Proof of stigma light within the months that adopted the pandemic however resurfaced a number of months earlier than the 2023 banking turmoil. Between July 2022 and March 2023, an growing share of federal funds (15 %, on common) was bought by home banks above the first credit score price. Surprisingly, realized stigma didn’t surge after the failure of Silicon Valley Financial institution (SVB) on March 9, 2023. Actually, the post-pandemic peak in realized stigma occurred in December 2022. However, the common dimension of the stigma unfold (the unfold paid over the {discount} window price) greater than doubled, from 10 foundation factors (bps) within the pre-banking turmoil interval to 22 bps within the weeks that adopted the failure of SVB. 

Word that realized stigma is frequent in troubled banks. Banks that confirmed indicators of stigma between 2014 and 2024 had been 3 times extra prone to have failed over the identical interval. Furthermore, out of the twenty-two banks that suffered a run throughout the 2023 banking turmoil, 9 had skilled realized stigma within the previous ninety-day interval. 

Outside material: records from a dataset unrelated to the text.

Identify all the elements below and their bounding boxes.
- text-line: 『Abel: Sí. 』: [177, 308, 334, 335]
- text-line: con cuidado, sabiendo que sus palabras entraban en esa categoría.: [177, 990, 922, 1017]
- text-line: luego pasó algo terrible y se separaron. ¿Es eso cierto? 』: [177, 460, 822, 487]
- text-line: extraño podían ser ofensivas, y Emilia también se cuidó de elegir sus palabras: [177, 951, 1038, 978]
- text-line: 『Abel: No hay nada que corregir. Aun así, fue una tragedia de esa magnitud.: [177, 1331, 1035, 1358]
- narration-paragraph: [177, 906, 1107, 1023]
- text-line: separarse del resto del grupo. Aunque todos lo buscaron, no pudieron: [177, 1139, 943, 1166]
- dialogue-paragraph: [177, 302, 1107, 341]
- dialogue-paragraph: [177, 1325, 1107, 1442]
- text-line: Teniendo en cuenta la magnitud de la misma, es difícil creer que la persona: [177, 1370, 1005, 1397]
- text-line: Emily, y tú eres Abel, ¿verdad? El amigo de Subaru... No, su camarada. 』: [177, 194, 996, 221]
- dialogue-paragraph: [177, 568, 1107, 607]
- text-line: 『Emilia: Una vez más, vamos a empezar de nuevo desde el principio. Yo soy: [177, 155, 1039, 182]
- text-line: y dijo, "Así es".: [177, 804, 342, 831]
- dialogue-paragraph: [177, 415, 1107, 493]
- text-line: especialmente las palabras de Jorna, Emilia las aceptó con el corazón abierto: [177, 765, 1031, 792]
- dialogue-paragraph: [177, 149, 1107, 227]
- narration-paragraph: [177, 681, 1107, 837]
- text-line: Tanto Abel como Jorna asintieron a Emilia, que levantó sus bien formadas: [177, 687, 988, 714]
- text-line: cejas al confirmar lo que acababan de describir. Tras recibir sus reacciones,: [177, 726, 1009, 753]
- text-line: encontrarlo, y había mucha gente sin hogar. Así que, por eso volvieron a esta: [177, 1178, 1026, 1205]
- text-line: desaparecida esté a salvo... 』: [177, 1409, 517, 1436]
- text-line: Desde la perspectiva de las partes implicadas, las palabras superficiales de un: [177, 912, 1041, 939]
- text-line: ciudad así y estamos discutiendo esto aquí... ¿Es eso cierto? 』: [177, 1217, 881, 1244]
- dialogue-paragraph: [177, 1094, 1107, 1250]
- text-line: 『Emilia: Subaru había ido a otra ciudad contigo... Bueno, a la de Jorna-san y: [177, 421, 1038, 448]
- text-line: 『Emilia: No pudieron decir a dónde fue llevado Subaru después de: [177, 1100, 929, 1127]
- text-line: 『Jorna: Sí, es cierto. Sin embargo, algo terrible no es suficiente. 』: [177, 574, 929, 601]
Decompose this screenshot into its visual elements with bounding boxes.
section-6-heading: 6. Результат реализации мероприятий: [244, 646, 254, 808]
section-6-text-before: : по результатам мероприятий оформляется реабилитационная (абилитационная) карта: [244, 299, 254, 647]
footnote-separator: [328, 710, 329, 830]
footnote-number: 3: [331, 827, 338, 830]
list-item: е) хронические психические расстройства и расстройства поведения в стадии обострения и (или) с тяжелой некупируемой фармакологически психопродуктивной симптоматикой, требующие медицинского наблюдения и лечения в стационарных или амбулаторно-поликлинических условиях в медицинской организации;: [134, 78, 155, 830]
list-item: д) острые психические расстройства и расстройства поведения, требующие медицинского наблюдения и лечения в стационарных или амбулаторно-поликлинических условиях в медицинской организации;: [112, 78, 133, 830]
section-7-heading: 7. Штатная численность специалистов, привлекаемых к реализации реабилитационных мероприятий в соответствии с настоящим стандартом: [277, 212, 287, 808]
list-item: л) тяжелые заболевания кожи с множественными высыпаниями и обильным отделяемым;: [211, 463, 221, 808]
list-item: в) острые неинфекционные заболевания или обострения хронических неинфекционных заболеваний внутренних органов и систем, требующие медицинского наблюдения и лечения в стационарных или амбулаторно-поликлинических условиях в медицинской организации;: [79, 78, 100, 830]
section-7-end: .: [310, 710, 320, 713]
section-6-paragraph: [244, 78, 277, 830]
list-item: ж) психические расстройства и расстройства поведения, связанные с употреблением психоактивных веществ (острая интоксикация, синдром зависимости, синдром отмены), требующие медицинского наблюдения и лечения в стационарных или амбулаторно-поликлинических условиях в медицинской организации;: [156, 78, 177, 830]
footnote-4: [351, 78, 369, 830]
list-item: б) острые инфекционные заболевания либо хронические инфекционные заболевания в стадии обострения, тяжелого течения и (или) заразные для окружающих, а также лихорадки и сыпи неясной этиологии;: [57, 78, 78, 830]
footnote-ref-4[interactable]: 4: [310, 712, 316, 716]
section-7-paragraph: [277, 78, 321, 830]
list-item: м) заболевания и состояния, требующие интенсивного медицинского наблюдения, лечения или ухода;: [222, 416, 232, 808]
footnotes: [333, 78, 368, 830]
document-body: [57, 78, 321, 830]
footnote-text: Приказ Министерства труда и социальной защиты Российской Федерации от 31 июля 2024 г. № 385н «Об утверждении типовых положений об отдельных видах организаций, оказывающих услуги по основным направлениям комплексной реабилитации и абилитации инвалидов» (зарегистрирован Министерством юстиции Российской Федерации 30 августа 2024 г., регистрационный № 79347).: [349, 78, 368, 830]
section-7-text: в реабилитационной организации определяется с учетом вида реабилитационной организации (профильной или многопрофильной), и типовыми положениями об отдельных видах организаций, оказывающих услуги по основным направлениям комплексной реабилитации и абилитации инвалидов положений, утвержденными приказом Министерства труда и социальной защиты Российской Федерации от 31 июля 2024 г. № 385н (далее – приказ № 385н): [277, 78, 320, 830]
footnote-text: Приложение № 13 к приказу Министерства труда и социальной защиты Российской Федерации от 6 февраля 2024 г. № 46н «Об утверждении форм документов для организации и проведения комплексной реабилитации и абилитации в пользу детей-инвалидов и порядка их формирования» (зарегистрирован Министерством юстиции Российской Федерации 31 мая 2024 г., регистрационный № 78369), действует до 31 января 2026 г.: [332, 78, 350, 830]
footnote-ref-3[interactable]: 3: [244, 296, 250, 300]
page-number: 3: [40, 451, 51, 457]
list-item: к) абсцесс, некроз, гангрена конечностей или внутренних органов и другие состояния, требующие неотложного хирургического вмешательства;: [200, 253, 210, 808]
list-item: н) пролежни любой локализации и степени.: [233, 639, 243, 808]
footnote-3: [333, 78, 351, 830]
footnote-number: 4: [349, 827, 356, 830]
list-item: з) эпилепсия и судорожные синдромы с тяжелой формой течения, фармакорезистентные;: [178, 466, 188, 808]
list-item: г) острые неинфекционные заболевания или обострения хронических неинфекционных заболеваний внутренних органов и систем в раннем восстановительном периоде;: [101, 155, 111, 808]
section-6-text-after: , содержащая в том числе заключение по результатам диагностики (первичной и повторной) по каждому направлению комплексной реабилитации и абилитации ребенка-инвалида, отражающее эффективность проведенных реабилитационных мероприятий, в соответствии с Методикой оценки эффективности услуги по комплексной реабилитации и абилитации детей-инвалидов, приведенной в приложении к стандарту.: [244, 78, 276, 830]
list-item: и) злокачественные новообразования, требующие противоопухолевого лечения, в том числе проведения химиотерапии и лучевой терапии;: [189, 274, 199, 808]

We additionally discover that realized stigma just isn’t as a consequence of an absence of prepositioned collateral on the {discount} window; that’s, it’s not as a consequence of banks’ lack of operational readiness. Particularly, a financial institution that bought federal funds above the {discount} window price throughout the 2023 banking turmoil may have obtained virtually 80 % of these funds (on common) from the {discount} window, based mostly on the quantity of collateral it had prepositioned on the {discount} window. 

The Determinants of Realized Stigma 

To higher perceive the determinants of realized stigma, we conduct a statistical evaluation. The outcomes reveal a extremely statistically and economically important persistence in realized stigma: banks that borrow federal funds above the {discount} window price are about 40 % extra probably to take action once more the next month. Per stigma, banks that don’t go to the {discount} window are considerably extra prone to present subsequent realized stigma.  

Furthermore, a financial institution is considerably extra prone to show realized stigma after growing in dimension, turning into financially weaker (that’s, having a decrease ratio of U.S. Treasury securities or a better ratio of held-to-maturity losses), or when its share of other funding sources declines (decrease Federal House Mortgage Financial institution borrowing). Wanting on the post-June 2022 interval, when stigma turned prevalent, a few of these determinants modified; particularly, banks with decrease money holdings and better uninsured deposit liabilities turned extra prone to exhibit realized stigma. 

Concluding Remarks 

On this publish, we current proof of {discount} window stigma within the years because the international monetary disaster utilizing transaction-level knowledge from the federal funds market. Proof of realized stigma is especially sturdy round durations of economic market turmoil, corresponding to throughout the COVID-19 pandemic and the March 2023 banking turmoil. Our outcomes counsel that {discount} window stigma remains to be a difficulty, probably limiting the {discount} window’s means to ameliorate monetary stability in instances of turmoil. 

Olivier Armantier is a professor on the Financial Science Institute, Chapman College.

Photo: portrait of Marco Cipriani

Marco Cipriani is the pinnacle of Cash and Funds Research within the Federal Reserve Financial institution of New York’s Analysis and Statistics Group.  

Asani Sarkar is a monetary analysis advisor in Non-Financial institution Monetary Establishment Research within the Federal Reserve Financial institution of New York’s Analysis and Statistics Group.

The best way to cite this publish:
Olivier Armantier, Marco Cipriani, and Asani Sarkar, “Low cost Window Stigma After the World Monetary Disaster,” Federal Reserve Financial institution of New York Liberty Road Economics, January 17, 2025, https://libertystreeteconomics.newyorkfed.org/2025/01/discount-window-stigma-after-the-global-financial-crisis/.


Disclaimer
The views expressed on this publish are these of the creator(s) and don’t essentially mirror the place of the Federal Reserve Financial institution of New York or the Federal Reserve System. Any errors or omissions are the accountability of the creator(s).